William P. Tidwell is a clinical pharmacist, Department of Pharmaceutical Services, Vanderbilt University Medical Center, Nashville, Tennessee. Tonya L. Thomas is a clinical pharmacist, Department of Pharmacy, Saint Thomas West Hospital, Nashville, Tennessee. Angus J. Webber is a hospitalist, Saint Thomas West Hospital, Nashville. Jonathon D. Pouliot is an assistant professor, College of Pharmacy and Health Sciences, Lipscomb University, Nashville, Tennessee, and a clinical pharmacist, Department of Pharmacy, Saint Thomas West Hospital, Nashville. Angelo E. Canonico is an associate professor, College of Medicine, University of Tennessee Health Sciences Center, Nashville, and a pulmonologist intensivist, Saint Thomas Medical Group, Nashville.
Am J Crit Care. 2018 Nov;27(6):454-460. doi: 10.4037/ajcc2018745.
Benzodiazepine-based therapy for alcohol withdrawal is associated with agitation and respiratory depression. Treatment can be complicated by a need for adjunctive therapy to control these symptoms and in patients requiring mechanical ventilation. Strong evidence for the effectiveness of alternative treatment modalities is lacking, despite the availability of promising pharmacological agents such as phenobarbital.
To compare the standard of care for the treatment of alcohol withdrawal-a symptom-triggered benzodiazepine protocol used in conjunction with the revised Clinical Institute Withdrawal Assessment of Alcohol (CIWA-Ar) scale-with a phenobarbital protocol.
Retrospective cohort study conducted from January 2016 through June 2017 at a 42-bed medical intensive care unit in a private teaching hospital in Nashville, Tennessee. The primary outcome was intensive care unit length of stay. Secondary outcomes included hospital length of stay, incidence of invasive mechanical ventilation, and use of adjunctive pharmacotherapy.
Patients who received phenobarbital had significantly shorter stays in the intensive care unit than did those who received therapy based on the CIWA-Ar scale (mean [SD], 2.4 [1.5] vs 4.4 [3.9] days; < .001). Those who received phenobarbital also had significantly shorter hospital stays (4.3 [3.4] vs 6.9 [6.6] days; = .004). The incidence of invasive mechanical ventilation was lower in the phenobarbital group (1 [2%] vs 14 [23%] patients; < .001), as was use of adjunctive agents for symptom control, including dexmedetomidine (4 [7%] vs 17 [28%] patients; = .002).
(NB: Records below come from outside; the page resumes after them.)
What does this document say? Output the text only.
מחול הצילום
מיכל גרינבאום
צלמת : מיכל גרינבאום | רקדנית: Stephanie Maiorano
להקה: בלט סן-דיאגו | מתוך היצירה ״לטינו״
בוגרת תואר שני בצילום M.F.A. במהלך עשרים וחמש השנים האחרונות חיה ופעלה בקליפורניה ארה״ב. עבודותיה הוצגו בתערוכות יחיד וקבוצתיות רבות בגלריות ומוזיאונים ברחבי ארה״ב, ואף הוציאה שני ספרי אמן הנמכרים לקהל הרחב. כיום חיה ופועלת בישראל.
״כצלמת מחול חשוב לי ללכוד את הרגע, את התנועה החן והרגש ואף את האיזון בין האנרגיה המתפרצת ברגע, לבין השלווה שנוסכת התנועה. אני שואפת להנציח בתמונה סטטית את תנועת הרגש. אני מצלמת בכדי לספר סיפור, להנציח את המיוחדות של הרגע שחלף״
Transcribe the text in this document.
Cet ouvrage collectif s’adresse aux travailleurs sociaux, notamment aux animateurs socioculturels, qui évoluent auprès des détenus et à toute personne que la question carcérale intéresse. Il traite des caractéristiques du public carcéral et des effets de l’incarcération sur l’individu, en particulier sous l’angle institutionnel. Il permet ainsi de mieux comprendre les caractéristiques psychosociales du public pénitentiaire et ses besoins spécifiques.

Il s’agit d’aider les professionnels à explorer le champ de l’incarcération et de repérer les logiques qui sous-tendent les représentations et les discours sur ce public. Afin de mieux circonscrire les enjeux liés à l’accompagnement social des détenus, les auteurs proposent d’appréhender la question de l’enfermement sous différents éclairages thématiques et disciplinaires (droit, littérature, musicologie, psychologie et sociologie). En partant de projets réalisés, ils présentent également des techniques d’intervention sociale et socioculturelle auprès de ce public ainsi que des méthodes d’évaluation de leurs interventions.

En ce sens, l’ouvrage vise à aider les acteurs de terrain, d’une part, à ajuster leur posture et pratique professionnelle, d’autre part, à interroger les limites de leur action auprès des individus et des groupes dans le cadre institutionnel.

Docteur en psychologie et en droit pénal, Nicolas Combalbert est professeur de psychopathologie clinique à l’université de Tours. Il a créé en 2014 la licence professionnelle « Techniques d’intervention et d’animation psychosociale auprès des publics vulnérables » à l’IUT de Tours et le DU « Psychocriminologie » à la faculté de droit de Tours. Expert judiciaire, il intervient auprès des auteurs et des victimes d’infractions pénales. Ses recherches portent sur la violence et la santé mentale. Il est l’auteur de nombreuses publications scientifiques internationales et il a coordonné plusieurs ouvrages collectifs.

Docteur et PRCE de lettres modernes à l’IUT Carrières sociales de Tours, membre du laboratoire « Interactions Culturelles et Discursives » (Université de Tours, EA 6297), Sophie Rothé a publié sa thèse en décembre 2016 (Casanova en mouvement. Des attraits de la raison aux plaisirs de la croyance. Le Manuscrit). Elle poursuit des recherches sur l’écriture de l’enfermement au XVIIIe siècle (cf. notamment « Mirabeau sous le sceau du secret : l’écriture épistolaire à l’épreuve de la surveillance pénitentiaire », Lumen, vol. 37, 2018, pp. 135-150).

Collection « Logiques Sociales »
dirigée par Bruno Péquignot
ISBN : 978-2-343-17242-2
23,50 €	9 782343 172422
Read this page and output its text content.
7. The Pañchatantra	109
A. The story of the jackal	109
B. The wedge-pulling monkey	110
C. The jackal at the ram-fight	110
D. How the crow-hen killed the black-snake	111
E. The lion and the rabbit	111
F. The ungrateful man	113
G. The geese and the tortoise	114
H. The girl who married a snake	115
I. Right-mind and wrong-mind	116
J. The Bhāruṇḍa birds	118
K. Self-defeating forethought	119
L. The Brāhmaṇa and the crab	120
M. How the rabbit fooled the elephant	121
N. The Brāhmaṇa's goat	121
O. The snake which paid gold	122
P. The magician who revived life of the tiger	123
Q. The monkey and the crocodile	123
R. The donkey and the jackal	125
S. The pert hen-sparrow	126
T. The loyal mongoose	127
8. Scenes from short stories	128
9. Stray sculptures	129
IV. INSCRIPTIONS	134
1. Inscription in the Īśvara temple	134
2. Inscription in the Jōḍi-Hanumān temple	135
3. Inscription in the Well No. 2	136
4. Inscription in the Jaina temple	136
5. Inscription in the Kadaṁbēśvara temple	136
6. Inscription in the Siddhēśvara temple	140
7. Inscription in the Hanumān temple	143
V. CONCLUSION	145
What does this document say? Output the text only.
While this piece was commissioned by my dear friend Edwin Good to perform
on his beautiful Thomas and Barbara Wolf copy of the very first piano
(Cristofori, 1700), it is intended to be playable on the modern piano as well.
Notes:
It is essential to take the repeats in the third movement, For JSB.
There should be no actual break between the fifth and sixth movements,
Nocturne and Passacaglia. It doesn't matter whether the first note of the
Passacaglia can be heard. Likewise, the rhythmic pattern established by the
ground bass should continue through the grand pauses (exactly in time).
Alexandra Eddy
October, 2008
A phenobarbital protocol for the treatment of alcohol withdrawal is an effective alternative to the standard-of-care protocol of symptom-triggered benzodiazepine therapy.
苯二氮䓬类药物治疗酒精戒断会引起激越和呼吸抑制。治疗可能会因需要辅助治疗来控制这些症状而变得复杂,对于需要机械通气的患者更是如此。尽管有苯巴比妥等有前途的药物,但缺乏替代治疗方法有效性的有力证据。
比较酒精戒断的标准治疗方法——一种与修订后的酒精戒断临床研究所评估量表(CIWA-Ar)联合使用的症状触发苯二氮䓬类药物方案——与苯巴比妥方案。
这是一项回顾性队列研究,于 2016 年 1 月至 2017 年 6 月在田纳西州纳什维尔的一家私人教学医院的 42 张病床的重症监护病房进行。主要结局是重症监护病房的住院时间。次要结局包括住院时间、有创机械通气的发生率以及辅助药物治疗的使用。
接受苯巴比妥治疗的患者在重症监护病房的停留时间明显短于接受 CIWA-Ar 量表治疗的患者(平均[标准差],2.4[1.5]天 vs 4.4[3.9]天;<0.001)。接受苯巴比妥治疗的患者住院时间也明显缩短(4.3[3.4]天 vs 6.9[6.6]天;=0.004)。苯巴比妥组的有创机械通气发生率较低(1[2%]例 vs 14[23%]例;<0.001),用于控制症状的辅助药物的使用也较低,包括右美托咪定(4[7%]例 vs 17[28%]例;=0.002)。
苯巴比妥治疗酒精戒断的方案是治疗酒精戒断的标准方案——症状触发苯二氮䓬类药物治疗的有效替代方案。